Getting help in Austin, Texas


Like individuals, whole communities suffer trauma in the aftermath of disasters of particularly gruesome crimes. The community may immediately experience a sort of paralysis, followed later by a wide range of debilitating emotions.

The caregivers in the community may themselves be immobilized with shock. For these reasons, victims, survivors, families and neighborhoods need trained Crisis Interveners to mobilize a mental health response to the distress within the community and to provide debriefing to rescue workers, including Fire, Police, EMS, Red Cross, and Mental Health personnel.
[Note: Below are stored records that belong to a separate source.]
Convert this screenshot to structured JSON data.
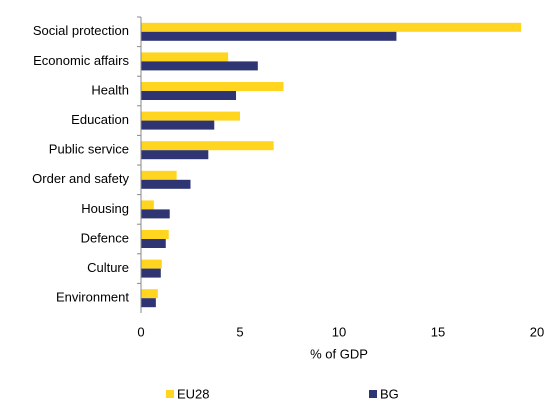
{
  "chart_data": {
    "type": "bar",
    "orientation": "horizontal",
    "x_label": "% of GDP",
    "categories": [
      "Social protection",
      "Economic affairs",
      "Health",
      "Education",
      "Public service",
      "Order and safety",
      "Housing",
      "Defence",
      "Culture",
      "Environment"
    ],
    "series": [
      {
        "name": "EU28",
        "color": "#ffd520",
        "values": [
          19.2,
          4.4,
          7.2,
          5.0,
          6.7,
          1.8,
          0.65,
          1.4,
          1.05,
          0.85
        ]
      },
      {
        "name": "BG",
        "color": "#2e3572",
        "values": [
          12.9,
          5.9,
          4.8,
          3.7,
          3.4,
          2.5,
          1.45,
          1.25,
          1.0,
          0.75
        ]
      }
    ],
    "xlim": [
      0,
      20
    ],
    "xticks": [
      0,
      5,
      10,
      15,
      20
    ],
    "grid": false,
    "legend": "bottom"
  }
}
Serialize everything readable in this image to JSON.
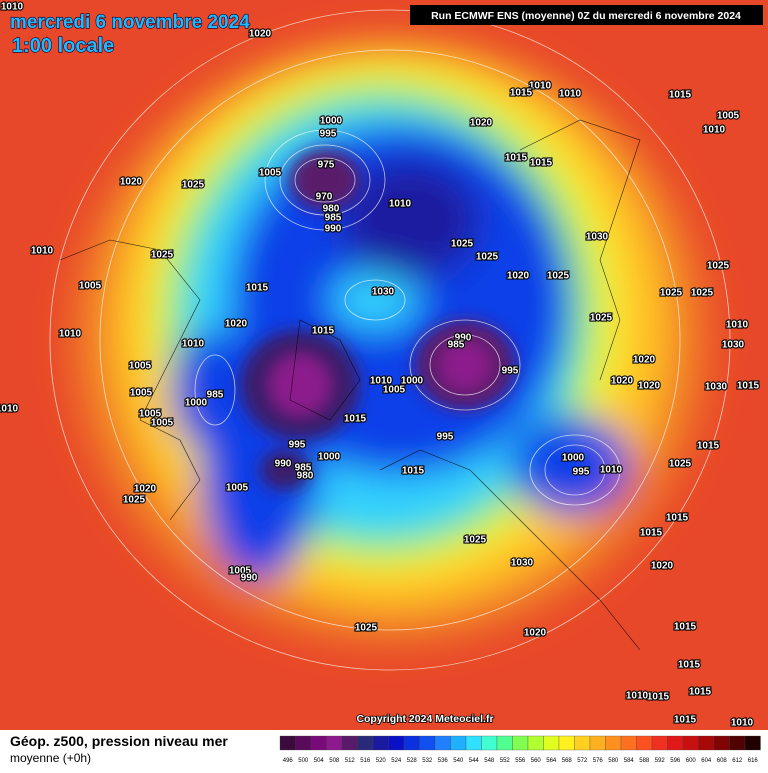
{
  "header": {
    "date": "mercredi 6 novembre 2024",
    "time": "1:00 locale",
    "run": "Run ECMWF ENS (moyenne) 0Z du mercredi 6 novembre 2024"
  },
  "copyright": "Copyright 2024 Meteociel.fr",
  "footer": {
    "title": "Géop. z500, pression niveau mer",
    "subtitle": "moyenne  (+0h)"
  },
  "legend": {
    "values": [
      496,
      500,
      504,
      508,
      512,
      516,
      520,
      524,
      528,
      532,
      536,
      540,
      544,
      548,
      552,
      556,
      560,
      564,
      568,
      572,
      576,
      580,
      584,
      588,
      592,
      596,
      600,
      604,
      608,
      612,
      616
    ],
    "colors": [
      "#3d0a3d",
      "#5a0a5a",
      "#7a0a7a",
      "#8c1a8c",
      "#5a1a6a",
      "#2a2a7a",
      "#1a1aa0",
      "#0a10c8",
      "#0a30e0",
      "#1050f0",
      "#2080ff",
      "#20b0ff",
      "#30e0ff",
      "#40ffd0",
      "#50ff90",
      "#80ff50",
      "#b0ff30",
      "#e0ff20",
      "#fff020",
      "#ffd020",
      "#ffb020",
      "#ff9020",
      "#ff7020",
      "#ff5020",
      "#f03020",
      "#e01818",
      "#c81010",
      "#a80808",
      "#800404",
      "#500202",
      "#200000"
    ]
  },
  "isobars": [
    1010,
    1020,
    1010,
    1015,
    1010,
    1015,
    1005,
    1010,
    1020,
    1015,
    1015,
    1000,
    995,
    975,
    970,
    980,
    985,
    990,
    1005,
    1010,
    1020,
    1025,
    1025,
    1025,
    1030,
    1025,
    1010,
    1025,
    1005,
    1020,
    1025,
    1025,
    1025,
    1025,
    1015,
    1030,
    1020,
    1015,
    1010,
    1010,
    990,
    985,
    995,
    1005,
    1005,
    1020,
    1020,
    1020,
    1030,
    1030,
    1015,
    1010,
    985,
    1000,
    1010,
    1000,
    1005,
    1015,
    995,
    1005,
    1005,
    1010,
    995,
    990,
    985,
    980,
    1000,
    1015,
    1000,
    995,
    1010,
    1025,
    1015,
    1020,
    1025,
    1005,
    1015,
    1015,
    1025,
    1030,
    1020,
    1005,
    990,
    1025,
    1020,
    1015,
    1015,
    1015,
    1015,
    1010,
    1015,
    1010
  ]
}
While survivors will indeed survive, the catastrophe will leave a residual stress in its victims; all are at risk of having old horrors triggered by new crises, and many are at risk of experiencing long-term reactions. Immediate, on the scene psychological consultations have a great potential to substantially reduce or eliminate long-term psychological and physical symptoms.

This approach has been endorsed by the disaster relief sections of the National Institute of Mental Health. Additionally, it has been recommended by the National Organization for Victim Assistance that every community disaster plan incoporate trianed Crisis Interveners who hlep conduct debriefings and other mental health services after large and small disasters.

In 1989, the Victim Services Division of the Austin Police Department developed a Mental Health Plan tha was implemented as part of the City Emergency Operations Plan for the Austin/Travis county area. In January of 1993 te plan was expanded to include the city and county wide respoonse through ALERT Austin/Travis County Linking of Emergency Response Teams.